As readers of this space know, last week I reported that initial CBO estimates led House reform architects to believe savings from the public isurance option would be in the neighborhood of $150 billion. I'm now hearing that, because of late changes to the bill, the number may come down. We'll see by how much. The CBO estimates for enrollment in the public plan were a bit lower than some people were expecting, so that may have something to do with it. (Ezra Klein presciently warned about this last week.)

That's one story to watch in the next few days. Another? The total price tag of the House bill. Earlier this week, the Associated Press carried a story saying it was $1.5 billion. The story was by Erica Werner; its source was a House aide who requested anonymity.

The article has provoked an angry reaction, with House staffers saying the figure is wrong and that they don't know its origin. The "topline" sheets from the Congressional Budge Office, which House leaders released with their bill earlier this week, showed net outlays of just $1 trillion to pay for the coverage expansions in the program. Werner is standing by the story.

I'm not entirely sure what's going on here, even after some calls and e-mails Wednesday night. I do know that the ten-year cost of expanding coverage in the House plan--that is, the cost of expanding Medicaid and subsidizing private insurance--is indeed around $1 trillion. And that seems like the relevant figure to keep in mind.

On the other hand, Werner is a very good reporter. And while it's possible she or her source made a mistake--we all do, sometimes--I wouldn't be shocked to discover there's a semantic dispute here. It may turn out, for example, that if you break up the new outlays and new savings in Medicare, and combine the outlays with the cost of expanding coverage, money flowing out would technically go beyond $1 trillion.

The convention, I think, has been to those two and look only at the net change in Medicare spending. But perhaps that explains at least part, if not all, of the discrepancy. Again, I'm really not sure yet.

(Also worth watching: How much does it cost to fix the annual automatic adjustment in Medicare payments to physicians, or what's known as the Sustainable Growth Rate? That's an expensive item, but pay-go budget rules may not apply.)

None of those things, by the way, are what really have my main attention this morning. Rather, it's this sentence, which appeared in a letter that the CBO sent the ranking members of the Senate Budget Committee last month and which (thanks to a friend) I recently rediscovered:

An expansion of insurance coverage would be phased in over time to allow for the creation of new administrative structures such as insurance exchanges. As a result, the cost of an expansion during the 2010–2019 period could be a poor indicator of its ultimate cost.

As noted previously here and elsewhere, one reason the outlays for coverage in the House bill are just $1 trillion over the first ten years is that the plan doesn't really kick in until 2013. The annual cost, in other words, isn't $100 billion a year. It's closer to $150, once fully phased in.

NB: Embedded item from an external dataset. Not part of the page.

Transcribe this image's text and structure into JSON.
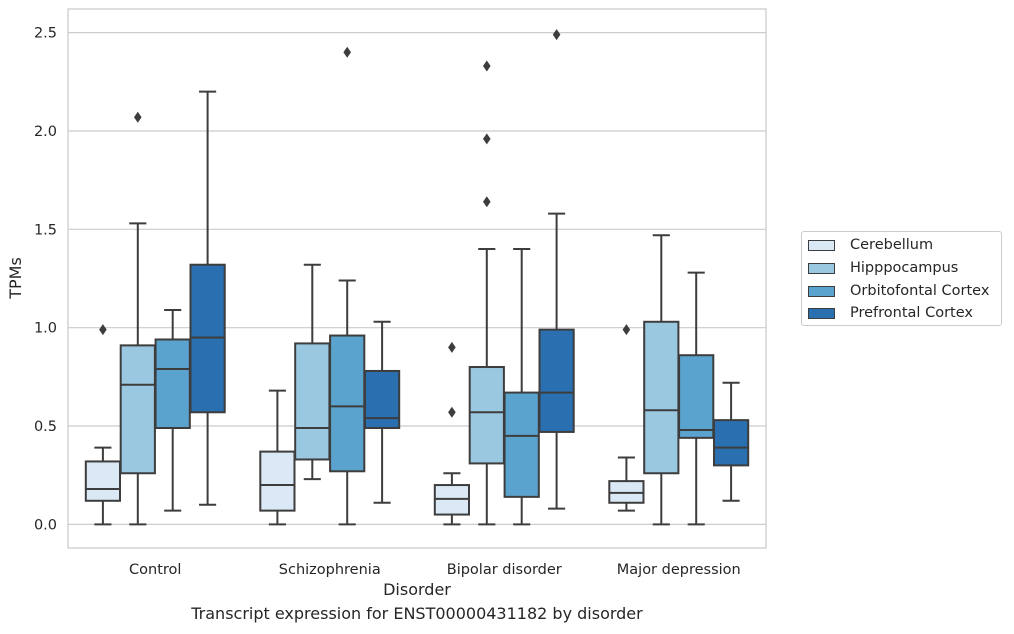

That's fine. (Good coverage costs money!) The key question is whether the revenue and savings in the House plan, beyond ten years, are high enough to match these larger annual costs. Among other things, a revenue source pegged to income taxes will rise only as fast as incomes, which have historically risen--and will likely continue to rise--more slowly than medical costs.

This gets pretty complicated. (I know, it was complicated already...) Among other things, it involves whether the House bill includes "game-changing" system reforms President Obama and some of his allies keep talking up--and how much faith in them you (and the CBO) are willing to place. Of course, there's also an argument that the projections beyond ten years are so unreliable that it really doesn't make sense to get too worked up about them, as long as reform is moving generally in the direction of better cost control.

In any event, don't be surprised if the issue comes up and raises some legitimate concerns.